In 2006, Kim competed for the South Korea national junior team in the 22nd World Junior Baseball Championship in Havana, Cuba. He led his team to the gold medal, earning four of South Korea's six wins. Kim tossed a five-hit complete game shutout to lead South Korea to a 1–0 victory over Chinese Taipei in the quarterfinals, and pitched two wins over Canada in the semifinals and USA in the final. He posted a solid 0.87 ERA and 22 strikeouts throughout the tournament, and was named the Most Valuable Player.

In January 2008, Kim was selected for the South Korea national baseball team and participated in the Beijing Olympic Qualification Final Tournament held from March 7 through March 14, 2008 in Taichung, Taiwan. There he helped his team win a spot in the Beijing Summer Olympics by starting two times and going 2–0 with a 1.64 ERA. At the 2008 Olympic Games, Kim contributed to his team's victories as results of 1–0 with a 1.26 ERA and 12 strike outs in 3 games. In the semifinal game against Japan, he gave up one earned run and six hits in eight innings for Korea to get the victory. Kim did not allow a runner past first base after the 3rd inning, when Japan scored on a walk, a sacrifice and a single by Norichika Aoki.

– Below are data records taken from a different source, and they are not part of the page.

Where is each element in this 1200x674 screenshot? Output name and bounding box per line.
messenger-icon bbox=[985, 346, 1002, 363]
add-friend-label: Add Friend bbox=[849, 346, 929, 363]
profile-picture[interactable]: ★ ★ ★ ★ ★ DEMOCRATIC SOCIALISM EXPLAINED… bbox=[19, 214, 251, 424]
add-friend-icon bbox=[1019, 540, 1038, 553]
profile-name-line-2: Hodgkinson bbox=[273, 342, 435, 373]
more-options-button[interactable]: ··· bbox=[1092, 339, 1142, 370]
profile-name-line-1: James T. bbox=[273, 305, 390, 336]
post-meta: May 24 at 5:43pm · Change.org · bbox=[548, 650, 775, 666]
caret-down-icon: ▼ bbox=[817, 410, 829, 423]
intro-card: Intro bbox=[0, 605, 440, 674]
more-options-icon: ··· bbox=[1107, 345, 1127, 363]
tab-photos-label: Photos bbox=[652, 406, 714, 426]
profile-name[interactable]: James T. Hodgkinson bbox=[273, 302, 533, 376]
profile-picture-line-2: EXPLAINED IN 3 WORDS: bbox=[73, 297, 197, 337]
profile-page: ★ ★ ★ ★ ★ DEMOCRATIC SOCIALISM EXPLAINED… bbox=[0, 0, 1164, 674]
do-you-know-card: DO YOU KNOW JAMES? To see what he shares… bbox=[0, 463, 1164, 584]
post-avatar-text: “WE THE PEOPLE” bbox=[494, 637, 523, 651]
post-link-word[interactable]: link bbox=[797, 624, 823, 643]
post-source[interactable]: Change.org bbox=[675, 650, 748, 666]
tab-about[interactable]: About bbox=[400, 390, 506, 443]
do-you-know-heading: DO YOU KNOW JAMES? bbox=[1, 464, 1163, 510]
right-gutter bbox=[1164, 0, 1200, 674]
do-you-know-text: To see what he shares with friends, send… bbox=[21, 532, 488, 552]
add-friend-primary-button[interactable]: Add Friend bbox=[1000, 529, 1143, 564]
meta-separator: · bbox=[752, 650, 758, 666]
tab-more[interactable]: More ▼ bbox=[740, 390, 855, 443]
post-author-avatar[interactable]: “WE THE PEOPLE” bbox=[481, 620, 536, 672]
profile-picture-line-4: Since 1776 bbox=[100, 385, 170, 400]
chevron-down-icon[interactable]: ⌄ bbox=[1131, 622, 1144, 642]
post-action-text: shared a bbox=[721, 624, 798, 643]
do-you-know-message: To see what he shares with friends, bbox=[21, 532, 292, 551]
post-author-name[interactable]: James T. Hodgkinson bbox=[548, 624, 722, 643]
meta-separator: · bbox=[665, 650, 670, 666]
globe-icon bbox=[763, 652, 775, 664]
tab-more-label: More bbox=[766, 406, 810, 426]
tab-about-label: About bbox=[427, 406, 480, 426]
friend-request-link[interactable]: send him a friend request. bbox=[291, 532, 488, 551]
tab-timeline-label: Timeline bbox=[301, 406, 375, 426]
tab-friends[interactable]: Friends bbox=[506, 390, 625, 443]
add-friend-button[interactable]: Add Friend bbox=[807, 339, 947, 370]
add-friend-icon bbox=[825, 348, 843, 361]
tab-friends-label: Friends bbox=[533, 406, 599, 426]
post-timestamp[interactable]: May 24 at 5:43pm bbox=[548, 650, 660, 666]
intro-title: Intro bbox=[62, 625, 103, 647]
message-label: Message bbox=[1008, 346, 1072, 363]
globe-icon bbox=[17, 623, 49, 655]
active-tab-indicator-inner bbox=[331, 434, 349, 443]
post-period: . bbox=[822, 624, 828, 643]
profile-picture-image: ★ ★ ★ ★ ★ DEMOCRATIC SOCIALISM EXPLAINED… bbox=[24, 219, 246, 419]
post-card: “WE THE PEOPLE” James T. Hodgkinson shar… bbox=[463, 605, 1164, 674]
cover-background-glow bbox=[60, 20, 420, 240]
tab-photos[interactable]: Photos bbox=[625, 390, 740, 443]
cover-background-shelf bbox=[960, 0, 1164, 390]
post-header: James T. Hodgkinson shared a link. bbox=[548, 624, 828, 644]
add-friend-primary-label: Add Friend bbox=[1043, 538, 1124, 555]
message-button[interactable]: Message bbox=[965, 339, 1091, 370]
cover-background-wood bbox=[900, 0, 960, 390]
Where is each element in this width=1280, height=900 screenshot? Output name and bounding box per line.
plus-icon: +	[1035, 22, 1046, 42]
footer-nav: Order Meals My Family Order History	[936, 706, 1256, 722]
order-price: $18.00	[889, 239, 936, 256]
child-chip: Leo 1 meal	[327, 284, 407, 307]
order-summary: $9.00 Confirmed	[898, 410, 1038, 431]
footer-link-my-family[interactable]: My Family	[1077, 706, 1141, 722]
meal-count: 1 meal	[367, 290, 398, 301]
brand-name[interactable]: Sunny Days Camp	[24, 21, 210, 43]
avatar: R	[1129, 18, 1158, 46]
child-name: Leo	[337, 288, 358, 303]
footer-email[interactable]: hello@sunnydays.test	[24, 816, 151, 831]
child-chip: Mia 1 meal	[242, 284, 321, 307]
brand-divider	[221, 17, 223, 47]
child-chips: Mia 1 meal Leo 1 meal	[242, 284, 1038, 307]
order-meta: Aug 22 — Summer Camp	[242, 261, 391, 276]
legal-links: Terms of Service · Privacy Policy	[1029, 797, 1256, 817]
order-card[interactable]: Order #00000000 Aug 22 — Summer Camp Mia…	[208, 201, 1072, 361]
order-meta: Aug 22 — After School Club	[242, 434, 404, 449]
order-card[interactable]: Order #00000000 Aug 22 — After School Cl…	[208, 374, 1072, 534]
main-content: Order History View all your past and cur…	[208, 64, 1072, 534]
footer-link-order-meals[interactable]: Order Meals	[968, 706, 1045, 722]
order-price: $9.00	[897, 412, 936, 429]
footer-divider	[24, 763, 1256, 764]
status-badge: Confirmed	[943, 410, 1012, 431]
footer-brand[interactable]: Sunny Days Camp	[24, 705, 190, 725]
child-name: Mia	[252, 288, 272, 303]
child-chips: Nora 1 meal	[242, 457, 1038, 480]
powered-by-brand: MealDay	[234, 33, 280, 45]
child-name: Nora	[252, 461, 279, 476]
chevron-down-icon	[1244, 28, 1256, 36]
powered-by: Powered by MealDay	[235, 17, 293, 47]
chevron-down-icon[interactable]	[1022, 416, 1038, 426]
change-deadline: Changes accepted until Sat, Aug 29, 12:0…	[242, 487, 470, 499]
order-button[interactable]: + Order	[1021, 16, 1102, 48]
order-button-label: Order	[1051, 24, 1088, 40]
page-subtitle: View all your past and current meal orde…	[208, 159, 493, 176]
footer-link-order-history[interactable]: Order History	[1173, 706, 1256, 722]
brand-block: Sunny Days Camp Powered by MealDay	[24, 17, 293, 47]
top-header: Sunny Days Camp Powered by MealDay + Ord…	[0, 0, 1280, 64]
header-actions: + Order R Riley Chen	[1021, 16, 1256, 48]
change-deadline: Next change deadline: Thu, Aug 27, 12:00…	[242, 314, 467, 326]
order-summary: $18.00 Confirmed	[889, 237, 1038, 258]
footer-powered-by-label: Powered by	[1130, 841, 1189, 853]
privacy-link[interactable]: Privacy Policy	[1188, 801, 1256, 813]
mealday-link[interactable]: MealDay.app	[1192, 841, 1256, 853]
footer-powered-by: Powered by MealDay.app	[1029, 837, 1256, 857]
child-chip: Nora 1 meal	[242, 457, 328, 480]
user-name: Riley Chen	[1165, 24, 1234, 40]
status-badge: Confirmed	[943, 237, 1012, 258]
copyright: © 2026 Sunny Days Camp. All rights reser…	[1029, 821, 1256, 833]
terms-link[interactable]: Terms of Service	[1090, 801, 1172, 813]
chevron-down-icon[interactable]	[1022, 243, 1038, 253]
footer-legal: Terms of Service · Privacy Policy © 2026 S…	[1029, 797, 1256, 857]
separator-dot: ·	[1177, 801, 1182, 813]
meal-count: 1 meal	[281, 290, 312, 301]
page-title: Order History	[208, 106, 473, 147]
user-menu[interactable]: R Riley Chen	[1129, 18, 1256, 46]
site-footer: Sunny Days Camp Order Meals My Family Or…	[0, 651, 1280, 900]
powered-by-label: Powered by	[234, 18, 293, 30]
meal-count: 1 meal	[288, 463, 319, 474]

In March 2009, Kim competed for the South Korea national baseball team in the 2009 World Baseball Classic, where they finished runner-up. He started against Japan in South Korea's first game in Tokyo, Japan, but suffered one of his worst games, giving up eight runs in just 1.1 innings of a 14–2 loss to Japan. Kim couldn't get over the disastrous start in Tokyo, struggling in the exhibition games against MLB teams before the start of Round 2. Command of his pitches became a trouble spot, and Team Korea manager Kim In-sik pitched him in relief until the end of the competition.

| Year | Venue | Competition | Team | Individual note |
|---|---|---|---|---|
| 2005 | South Korea | Asian Junior Baseball Championship |  | 2–2, 1.04 ERA (4 G, 11.2 IP, 3 ER, 12 K) |
| 2006 | Cuba | World Junior Baseball Championship |  | 4–0, 0.87 ERA (5 G, 20.2 IP, 2 ER, 22 K) Most Valuable Player |
| 2008 | Chinese Taipei | Final Olympic Qualification Tournament |  | 2–0, 1.64 ERA (2 G, 11.0 IP, 2 ER) |
| 2008 | China | Olympic Games |  | 1–0, 1.26 ERA (3 G, 14.1 IP, 2 ER) |
| 2009 | United States | World Baseball Classic |  | 0–1, 21.60 ERA (4 G, 3.1 IP, 8 ER) |
| 2014 | South Korea | 2014 Asian Games |  | 0–0, 3.52 ERA (2 G, 7.2 IP, 3 ER) |
| 2015 | Japan | WBSC Premier12 |  | 0–1, 5.14 ERA (2 G, 7.0 IP, 4 ER, 8 K) |
| 2019 | Japan | WBSC Premier12 |  | 1–1, 2.89 ERA (2 G, 9.1 IP, 3 ER, 10 K) |

==Pitching style==
With an overhand delivery, Kim pitches a fastball averaging 91–92 mph (tops out at 96 mph) as a starter. His slider is considered above-average and usually sits around 85 mph. He also has a curveball and a forkball. When Kim was young, he struggled with his control and command. However, in 2018, he had improved his control and also his command.